La dangereuse évidence des ressemblances

Nicole Lapierre

Anthropologue, Directrice de recherche émérite au CNRS

Date / Heure : jeudi 25 janvier 2024 à 18:00

Lieu : Palais des Beaux Arts, auditorium


Nicole Lapierre, socio-anthropologue, est directrice de recherche émérite au CNRS. Ses sujets de recherche sont les relations entre générations, les identités et la nomination, le thème de l’étranger dans les sciences sociales, les minorités et la mémoire. Elle est auteur d’une douzaine d’ouvrages de référence en sciences sociales et a dirigé plusieurs ouvrages collectifs. Son avant-dernier livre, “Sauve qui peut la vie”, a obtenu le prix Médicis essai en 2015. Son dernier, “Faut-il se ressembler pour s’assembler ?” a été publié au Seuil en janvier 2020. Elle est codirectrice de la revue “Communications”.

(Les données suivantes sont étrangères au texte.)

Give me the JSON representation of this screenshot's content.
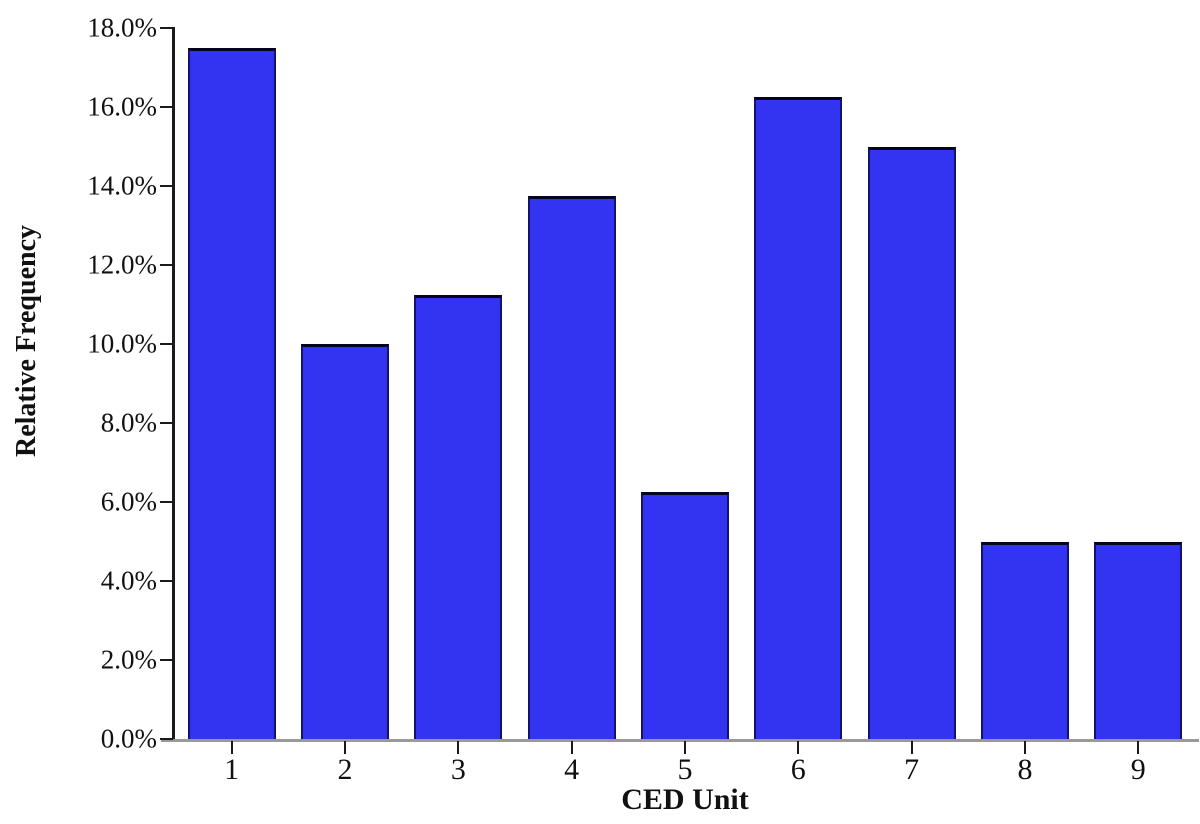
{
  "chart_data": {
    "type": "bar",
    "title": "",
    "xlabel": "CED Unit",
    "ylabel": "Relative Frequency",
    "categories": [
      "1",
      "2",
      "3",
      "4",
      "5",
      "6",
      "7",
      "8",
      "9"
    ],
    "values": [
      17.5,
      10.0,
      11.25,
      13.75,
      6.25,
      16.25,
      15.0,
      5.0,
      5.0
    ],
    "value_unit": "%",
    "ylim": [
      0,
      18
    ],
    "ytick_step": 2,
    "ytick_labels": [
      "0.0%",
      "2.0%",
      "4.0%",
      "6.0%",
      "8.0%",
      "10.0%",
      "12.0%",
      "14.0%",
      "16.0%",
      "18.0%"
    ],
    "grid": false,
    "legend": null,
    "colors": {
      "bar_fill": "#3333f2",
      "bar_border": "#13136e",
      "bar_border_top": "#04041c",
      "axis_x_line": "#999999",
      "axis_y_line": "#1a1a1a",
      "tick": "#1a1a1a",
      "text": "#111111",
      "background": "#ffffff"
    }
  }
}
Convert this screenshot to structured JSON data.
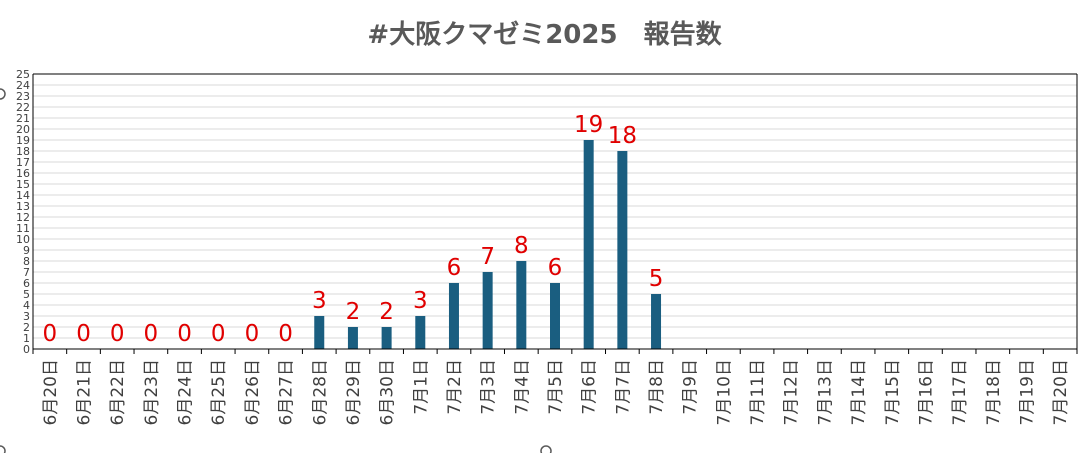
{
  "chart_data": {
    "type": "bar",
    "title": "#大阪クマゼミ2025　報告数",
    "xlabel": "",
    "ylabel": "",
    "ylim": [
      0,
      25
    ],
    "yticks": [
      0,
      1,
      2,
      3,
      4,
      5,
      6,
      7,
      8,
      9,
      10,
      11,
      12,
      13,
      14,
      15,
      16,
      17,
      18,
      19,
      20,
      21,
      22,
      23,
      24,
      25
    ],
    "grid": true,
    "legend": "none",
    "bar_color": "#1a5e80",
    "label_color": "#e00000",
    "categories": [
      "6月20日",
      "6月21日",
      "6月22日",
      "6月23日",
      "6月24日",
      "6月25日",
      "6月26日",
      "6月27日",
      "6月28日",
      "6月29日",
      "6月30日",
      "7月1日",
      "7月2日",
      "7月3日",
      "7月4日",
      "7月5日",
      "7月6日",
      "7月7日",
      "7月8日",
      "7月9日",
      "7月10日",
      "7月11日",
      "7月12日",
      "7月13日",
      "7月14日",
      "7月15日",
      "7月16日",
      "7月17日",
      "7月18日",
      "7月19日",
      "7月20日"
    ],
    "values": [
      0,
      0,
      0,
      0,
      0,
      0,
      0,
      0,
      3,
      2,
      2,
      3,
      6,
      7,
      8,
      6,
      19,
      18,
      5,
      null,
      null,
      null,
      null,
      null,
      null,
      null,
      null,
      null,
      null,
      null,
      null
    ]
  }
}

« Qui se ressemble s’assemble », dit-on. Cette dangereuse évidence justifie tous les replis et tous les rejets. Devons-nous être les mêmes pour vivre côte à côte, partager des expériences, mener des combats communs, être solidaires, camarades, amis ? Non, ce n’est ni nécessaire, ni souhaitable.
L’importance donnée aux ressemblances commence dans la famille, en tant que garantie (réelle ou imaginaire) d’une filiation biologique. Elle se retrouve dans l’idéologie de la « famille nationale », dont les liens naturalisés renvoient au mythe d’une commune origine.
Deux types de société se fondent sur cette idéologie. Le premier rejette tout ce qui est différent : il impose l’exclusion des minorités ou, dans un processus totalitaire, leur destruction. Le second, efface plus ou moins autoritairement toute trace d’altérité : il prône l’assimilation des groupes minoritaires. Ce n’est pas la même chose, bien sûr et la gravité des effets n’est pas comparable. Mais aucune de ces sociétés n’accepte les minorités telles qu’elles sont. Bien que pour des visées inverses – le repérage pour l’une, l’effacement pour l’autre – elles partagent une même obsession, celle de la visibilité des différences.
Cette conférence est une invitation à changer de regard. A l’opposé des comparaisons qui hiérarchisent les individus et les humanités, on peut en effet constater l’évidence des différences sans les classer et reconnaître les ressemblances là où elles sont, c’est-à-dire dans les formes de l’expérience.